Abstract

Gold Nanoparticles based Plasmonic Photothermal Therapy (PPTT) has recently been extensively studied in cancer treatment, based on the local hyperthermia induced by their plasmonic photothermal effect on cancer cells or tissues. Although AuNPs with various morphologies have shown photothermal conversion capabilities, their performance in photothermal therapy is still in debate. To reveal the AuNPs with the most promising PPTT performance, three commonly established gold nanostructures: gold nanospheres (AuNSs), gold nanorods (AuNRs), gold nanostars (AuNSTs), were synthesized in this study with identical mPEG-SH surface modification. The corresponding PTT performance and antitumor effect were evaluated and compared.
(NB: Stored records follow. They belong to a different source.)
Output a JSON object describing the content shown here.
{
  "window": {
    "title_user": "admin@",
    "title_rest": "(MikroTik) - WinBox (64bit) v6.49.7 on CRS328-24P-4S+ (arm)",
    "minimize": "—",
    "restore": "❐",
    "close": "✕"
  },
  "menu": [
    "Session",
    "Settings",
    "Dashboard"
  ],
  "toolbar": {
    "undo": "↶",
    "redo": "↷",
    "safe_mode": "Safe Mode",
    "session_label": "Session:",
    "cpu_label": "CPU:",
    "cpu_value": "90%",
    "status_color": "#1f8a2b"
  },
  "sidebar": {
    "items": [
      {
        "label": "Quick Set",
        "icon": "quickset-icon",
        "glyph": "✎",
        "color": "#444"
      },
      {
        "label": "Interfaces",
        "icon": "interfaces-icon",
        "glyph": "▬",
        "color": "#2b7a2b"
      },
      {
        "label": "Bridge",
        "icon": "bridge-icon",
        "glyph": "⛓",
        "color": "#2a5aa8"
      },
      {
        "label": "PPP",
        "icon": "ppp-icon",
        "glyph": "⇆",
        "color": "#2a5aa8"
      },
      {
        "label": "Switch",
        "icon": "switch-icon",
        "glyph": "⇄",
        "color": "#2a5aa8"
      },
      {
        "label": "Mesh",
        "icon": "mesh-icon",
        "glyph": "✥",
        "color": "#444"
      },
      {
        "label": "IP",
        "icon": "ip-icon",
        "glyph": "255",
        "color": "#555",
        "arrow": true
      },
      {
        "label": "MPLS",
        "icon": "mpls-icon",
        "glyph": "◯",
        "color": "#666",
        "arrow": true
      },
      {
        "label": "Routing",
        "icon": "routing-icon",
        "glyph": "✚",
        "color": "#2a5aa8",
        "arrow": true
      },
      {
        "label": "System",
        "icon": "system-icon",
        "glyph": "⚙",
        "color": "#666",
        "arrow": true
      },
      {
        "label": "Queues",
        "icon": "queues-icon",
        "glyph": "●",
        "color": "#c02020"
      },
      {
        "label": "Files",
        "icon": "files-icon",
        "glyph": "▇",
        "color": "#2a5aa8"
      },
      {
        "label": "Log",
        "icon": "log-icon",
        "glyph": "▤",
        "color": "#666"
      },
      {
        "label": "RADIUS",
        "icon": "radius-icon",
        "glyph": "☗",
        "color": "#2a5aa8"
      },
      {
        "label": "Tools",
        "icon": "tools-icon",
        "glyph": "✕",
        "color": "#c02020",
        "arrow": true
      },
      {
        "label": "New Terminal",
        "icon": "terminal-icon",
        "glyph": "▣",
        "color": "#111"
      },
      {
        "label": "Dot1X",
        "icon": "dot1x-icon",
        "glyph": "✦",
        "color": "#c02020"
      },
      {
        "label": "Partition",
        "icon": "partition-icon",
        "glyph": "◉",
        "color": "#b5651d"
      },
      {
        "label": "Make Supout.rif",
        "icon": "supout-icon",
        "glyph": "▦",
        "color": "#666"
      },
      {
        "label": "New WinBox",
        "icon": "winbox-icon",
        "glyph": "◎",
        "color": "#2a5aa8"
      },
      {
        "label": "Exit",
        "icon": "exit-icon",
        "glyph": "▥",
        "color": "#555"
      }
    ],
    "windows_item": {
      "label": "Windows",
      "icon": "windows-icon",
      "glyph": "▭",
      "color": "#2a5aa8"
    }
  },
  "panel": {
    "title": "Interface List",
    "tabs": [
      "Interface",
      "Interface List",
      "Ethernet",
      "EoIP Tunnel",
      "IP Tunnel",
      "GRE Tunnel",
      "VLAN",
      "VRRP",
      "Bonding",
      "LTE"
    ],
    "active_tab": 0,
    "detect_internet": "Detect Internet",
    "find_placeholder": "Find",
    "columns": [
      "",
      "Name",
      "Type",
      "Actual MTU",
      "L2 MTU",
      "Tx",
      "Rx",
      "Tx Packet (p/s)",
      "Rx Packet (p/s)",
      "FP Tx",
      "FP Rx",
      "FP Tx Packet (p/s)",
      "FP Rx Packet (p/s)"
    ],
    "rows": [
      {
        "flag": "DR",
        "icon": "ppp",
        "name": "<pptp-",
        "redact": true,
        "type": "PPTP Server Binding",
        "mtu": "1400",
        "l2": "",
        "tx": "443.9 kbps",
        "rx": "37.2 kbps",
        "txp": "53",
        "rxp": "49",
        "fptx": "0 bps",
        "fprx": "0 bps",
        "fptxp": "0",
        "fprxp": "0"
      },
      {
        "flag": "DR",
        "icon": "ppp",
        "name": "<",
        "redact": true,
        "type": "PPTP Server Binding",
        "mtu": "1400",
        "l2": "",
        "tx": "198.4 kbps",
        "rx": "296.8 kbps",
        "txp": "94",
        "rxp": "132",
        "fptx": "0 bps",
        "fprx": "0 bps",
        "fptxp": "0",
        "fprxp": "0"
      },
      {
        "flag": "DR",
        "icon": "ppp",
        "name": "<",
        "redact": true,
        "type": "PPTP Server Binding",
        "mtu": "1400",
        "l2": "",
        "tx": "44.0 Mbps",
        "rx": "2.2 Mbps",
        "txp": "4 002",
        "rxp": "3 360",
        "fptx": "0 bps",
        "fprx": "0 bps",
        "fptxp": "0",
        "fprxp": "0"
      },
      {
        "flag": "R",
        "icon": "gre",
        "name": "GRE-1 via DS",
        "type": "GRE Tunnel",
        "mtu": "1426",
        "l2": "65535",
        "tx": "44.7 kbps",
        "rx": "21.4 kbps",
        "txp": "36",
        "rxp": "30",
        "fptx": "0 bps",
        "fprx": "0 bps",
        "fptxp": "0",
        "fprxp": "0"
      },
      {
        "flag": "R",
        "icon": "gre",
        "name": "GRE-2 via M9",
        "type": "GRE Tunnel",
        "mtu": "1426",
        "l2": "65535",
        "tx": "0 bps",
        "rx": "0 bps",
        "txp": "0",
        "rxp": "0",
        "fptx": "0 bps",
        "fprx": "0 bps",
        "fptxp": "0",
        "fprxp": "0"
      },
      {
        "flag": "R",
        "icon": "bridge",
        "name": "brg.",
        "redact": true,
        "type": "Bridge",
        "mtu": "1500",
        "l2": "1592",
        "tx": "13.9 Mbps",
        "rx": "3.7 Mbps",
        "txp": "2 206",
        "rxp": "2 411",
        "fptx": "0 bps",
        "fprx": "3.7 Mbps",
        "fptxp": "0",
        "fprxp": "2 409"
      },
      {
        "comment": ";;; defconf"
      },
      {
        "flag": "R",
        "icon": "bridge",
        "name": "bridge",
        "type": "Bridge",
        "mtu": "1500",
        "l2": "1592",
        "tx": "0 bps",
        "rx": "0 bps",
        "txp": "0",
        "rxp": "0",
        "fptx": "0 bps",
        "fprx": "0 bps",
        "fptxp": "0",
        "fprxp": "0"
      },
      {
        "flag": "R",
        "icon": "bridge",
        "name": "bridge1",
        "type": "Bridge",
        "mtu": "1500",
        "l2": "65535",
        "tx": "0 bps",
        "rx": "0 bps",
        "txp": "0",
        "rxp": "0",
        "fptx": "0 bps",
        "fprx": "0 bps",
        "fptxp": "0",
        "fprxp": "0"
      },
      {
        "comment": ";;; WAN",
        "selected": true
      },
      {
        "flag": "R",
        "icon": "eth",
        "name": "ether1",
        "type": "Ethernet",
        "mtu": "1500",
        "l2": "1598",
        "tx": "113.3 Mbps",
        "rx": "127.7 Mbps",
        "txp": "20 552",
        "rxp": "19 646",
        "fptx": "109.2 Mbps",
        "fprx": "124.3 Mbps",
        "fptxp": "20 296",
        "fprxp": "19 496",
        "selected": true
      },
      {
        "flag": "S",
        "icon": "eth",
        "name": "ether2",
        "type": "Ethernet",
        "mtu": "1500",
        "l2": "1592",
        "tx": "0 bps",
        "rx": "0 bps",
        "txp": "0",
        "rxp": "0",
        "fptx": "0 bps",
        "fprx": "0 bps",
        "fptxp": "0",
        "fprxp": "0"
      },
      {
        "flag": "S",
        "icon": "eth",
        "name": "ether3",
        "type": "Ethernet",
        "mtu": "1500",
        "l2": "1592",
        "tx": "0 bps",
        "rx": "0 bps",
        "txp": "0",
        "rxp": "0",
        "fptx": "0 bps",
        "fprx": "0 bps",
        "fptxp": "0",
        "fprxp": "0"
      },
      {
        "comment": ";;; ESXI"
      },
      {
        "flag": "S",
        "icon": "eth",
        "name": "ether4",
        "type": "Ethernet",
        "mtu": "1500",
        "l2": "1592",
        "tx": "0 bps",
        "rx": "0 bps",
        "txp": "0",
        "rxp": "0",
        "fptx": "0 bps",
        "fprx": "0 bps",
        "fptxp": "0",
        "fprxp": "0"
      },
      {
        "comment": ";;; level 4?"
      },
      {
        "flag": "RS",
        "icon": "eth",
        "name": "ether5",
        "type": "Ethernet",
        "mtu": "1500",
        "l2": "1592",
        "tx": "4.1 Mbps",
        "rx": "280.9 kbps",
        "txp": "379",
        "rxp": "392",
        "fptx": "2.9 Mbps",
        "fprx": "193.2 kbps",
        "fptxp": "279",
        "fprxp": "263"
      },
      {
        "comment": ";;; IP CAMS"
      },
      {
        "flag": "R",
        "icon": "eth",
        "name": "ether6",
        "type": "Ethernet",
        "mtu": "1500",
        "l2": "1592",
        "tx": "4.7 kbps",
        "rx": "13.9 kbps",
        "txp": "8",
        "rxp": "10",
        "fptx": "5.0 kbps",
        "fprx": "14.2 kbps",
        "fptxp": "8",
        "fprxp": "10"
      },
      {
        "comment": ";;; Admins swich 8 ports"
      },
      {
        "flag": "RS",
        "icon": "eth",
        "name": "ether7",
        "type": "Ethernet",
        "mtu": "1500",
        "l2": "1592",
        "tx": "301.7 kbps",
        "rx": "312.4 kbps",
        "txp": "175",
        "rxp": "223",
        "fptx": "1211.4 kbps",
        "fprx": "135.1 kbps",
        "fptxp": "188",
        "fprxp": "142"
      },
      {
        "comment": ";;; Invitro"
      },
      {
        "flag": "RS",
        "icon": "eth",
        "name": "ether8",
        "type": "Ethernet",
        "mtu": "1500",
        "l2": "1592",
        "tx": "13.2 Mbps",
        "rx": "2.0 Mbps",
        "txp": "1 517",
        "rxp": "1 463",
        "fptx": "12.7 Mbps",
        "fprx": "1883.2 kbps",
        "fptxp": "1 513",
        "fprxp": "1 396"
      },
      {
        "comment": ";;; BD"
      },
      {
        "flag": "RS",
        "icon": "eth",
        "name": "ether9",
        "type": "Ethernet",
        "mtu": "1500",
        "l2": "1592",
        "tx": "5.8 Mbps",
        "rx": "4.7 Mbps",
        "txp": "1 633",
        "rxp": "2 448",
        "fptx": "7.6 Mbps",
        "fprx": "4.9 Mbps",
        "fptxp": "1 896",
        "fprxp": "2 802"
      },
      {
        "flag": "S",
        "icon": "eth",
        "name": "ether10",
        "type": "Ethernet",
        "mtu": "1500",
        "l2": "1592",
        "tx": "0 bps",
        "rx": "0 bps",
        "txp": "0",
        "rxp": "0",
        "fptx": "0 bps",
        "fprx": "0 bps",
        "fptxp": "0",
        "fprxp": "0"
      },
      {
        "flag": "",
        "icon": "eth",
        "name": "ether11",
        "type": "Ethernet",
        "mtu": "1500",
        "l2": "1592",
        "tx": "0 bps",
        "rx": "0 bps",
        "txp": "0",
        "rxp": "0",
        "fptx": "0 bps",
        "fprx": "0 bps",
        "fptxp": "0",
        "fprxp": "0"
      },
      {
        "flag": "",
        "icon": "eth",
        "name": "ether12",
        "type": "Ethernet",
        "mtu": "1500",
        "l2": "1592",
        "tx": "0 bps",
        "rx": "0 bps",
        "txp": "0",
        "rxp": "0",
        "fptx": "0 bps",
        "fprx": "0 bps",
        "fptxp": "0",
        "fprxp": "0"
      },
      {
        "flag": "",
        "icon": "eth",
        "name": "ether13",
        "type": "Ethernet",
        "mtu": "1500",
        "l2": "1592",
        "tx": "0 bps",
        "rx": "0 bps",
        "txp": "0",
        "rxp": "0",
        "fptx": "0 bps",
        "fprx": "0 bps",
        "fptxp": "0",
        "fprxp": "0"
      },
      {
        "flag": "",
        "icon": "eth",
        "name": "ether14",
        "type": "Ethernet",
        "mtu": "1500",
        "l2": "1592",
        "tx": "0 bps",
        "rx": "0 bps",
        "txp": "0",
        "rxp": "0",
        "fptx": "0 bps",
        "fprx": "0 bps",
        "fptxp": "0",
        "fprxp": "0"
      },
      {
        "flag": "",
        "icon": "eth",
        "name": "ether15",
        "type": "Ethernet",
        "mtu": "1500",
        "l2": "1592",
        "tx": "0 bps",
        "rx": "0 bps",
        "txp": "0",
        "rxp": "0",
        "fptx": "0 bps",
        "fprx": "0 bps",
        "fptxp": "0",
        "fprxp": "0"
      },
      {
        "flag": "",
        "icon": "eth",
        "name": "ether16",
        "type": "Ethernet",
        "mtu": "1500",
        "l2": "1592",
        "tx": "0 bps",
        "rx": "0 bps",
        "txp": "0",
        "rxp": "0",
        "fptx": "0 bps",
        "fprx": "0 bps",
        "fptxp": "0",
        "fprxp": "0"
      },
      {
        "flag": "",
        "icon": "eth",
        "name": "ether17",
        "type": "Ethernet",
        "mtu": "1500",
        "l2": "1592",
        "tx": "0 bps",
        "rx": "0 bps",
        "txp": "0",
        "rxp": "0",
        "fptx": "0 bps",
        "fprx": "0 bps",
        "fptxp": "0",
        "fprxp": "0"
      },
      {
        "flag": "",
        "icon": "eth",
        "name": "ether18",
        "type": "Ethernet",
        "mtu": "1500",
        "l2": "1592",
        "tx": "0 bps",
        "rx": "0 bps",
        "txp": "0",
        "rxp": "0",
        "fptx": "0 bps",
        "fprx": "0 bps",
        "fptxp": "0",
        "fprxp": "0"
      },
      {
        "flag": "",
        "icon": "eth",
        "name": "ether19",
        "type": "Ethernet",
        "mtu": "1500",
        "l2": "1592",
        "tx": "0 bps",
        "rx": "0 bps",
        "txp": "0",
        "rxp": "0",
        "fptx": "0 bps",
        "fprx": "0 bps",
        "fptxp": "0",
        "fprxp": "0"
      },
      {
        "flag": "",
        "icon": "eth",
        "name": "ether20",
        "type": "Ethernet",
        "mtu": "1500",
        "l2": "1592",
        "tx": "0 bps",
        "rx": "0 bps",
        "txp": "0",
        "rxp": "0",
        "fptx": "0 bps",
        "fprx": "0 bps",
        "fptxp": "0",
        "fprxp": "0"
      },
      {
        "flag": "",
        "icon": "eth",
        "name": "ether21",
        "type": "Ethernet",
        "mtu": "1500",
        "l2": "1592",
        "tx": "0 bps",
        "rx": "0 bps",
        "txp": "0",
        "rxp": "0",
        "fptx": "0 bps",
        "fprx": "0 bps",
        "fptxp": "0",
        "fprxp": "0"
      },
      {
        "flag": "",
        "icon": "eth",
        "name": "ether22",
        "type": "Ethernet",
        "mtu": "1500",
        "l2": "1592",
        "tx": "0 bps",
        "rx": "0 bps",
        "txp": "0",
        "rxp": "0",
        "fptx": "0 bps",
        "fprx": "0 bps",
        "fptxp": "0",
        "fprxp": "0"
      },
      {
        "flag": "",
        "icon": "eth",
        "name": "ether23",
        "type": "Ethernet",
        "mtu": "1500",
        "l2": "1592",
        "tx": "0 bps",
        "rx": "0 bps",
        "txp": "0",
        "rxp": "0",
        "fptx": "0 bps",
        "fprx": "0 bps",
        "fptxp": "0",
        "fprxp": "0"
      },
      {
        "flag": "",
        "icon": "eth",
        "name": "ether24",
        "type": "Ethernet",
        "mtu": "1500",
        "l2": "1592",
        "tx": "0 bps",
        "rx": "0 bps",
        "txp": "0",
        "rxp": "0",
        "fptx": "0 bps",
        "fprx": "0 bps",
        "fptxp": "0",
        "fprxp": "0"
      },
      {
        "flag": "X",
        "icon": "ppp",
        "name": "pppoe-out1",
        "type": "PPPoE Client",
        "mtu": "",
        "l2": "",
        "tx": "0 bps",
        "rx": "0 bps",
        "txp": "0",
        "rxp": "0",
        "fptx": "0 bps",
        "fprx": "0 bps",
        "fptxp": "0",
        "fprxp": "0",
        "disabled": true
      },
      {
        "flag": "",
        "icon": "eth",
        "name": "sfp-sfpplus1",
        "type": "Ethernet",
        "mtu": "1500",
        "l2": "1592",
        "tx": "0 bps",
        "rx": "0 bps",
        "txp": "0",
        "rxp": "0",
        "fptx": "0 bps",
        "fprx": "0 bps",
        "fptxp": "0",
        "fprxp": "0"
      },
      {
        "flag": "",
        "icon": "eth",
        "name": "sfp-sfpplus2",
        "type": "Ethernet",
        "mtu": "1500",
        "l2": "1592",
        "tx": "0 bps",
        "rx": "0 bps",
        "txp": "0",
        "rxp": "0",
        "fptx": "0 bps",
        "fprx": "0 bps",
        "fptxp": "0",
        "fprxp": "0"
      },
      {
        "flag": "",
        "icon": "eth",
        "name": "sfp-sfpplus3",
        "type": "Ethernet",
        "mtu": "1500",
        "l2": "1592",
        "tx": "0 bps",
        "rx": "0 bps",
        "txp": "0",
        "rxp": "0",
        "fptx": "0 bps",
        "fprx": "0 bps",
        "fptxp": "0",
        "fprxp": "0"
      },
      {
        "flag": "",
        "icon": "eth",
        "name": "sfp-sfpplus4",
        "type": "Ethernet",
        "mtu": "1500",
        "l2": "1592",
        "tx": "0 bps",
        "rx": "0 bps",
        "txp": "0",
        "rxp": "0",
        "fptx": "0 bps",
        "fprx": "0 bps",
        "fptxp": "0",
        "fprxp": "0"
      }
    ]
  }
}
It was found that all AuNPs can convert 808 nm Near-Infrared (NIR) laser light energy into heat through the Localized Surface Plasmon Resonance effect, and AuNSTs showed the highest photothermal conversion efficiency. In vitro cell experiments demonstrated that all PEGylated AuNPs had low cytotoxicity and AuNSTs were the most capable ones in inducing local hyperthermia under an identical condition of 10 min 300 mW/cm2 NIR light irradiation. Therefore, with the same surface modification, AuNSTs should be the most promising agent for PTT therapy among their counterparts.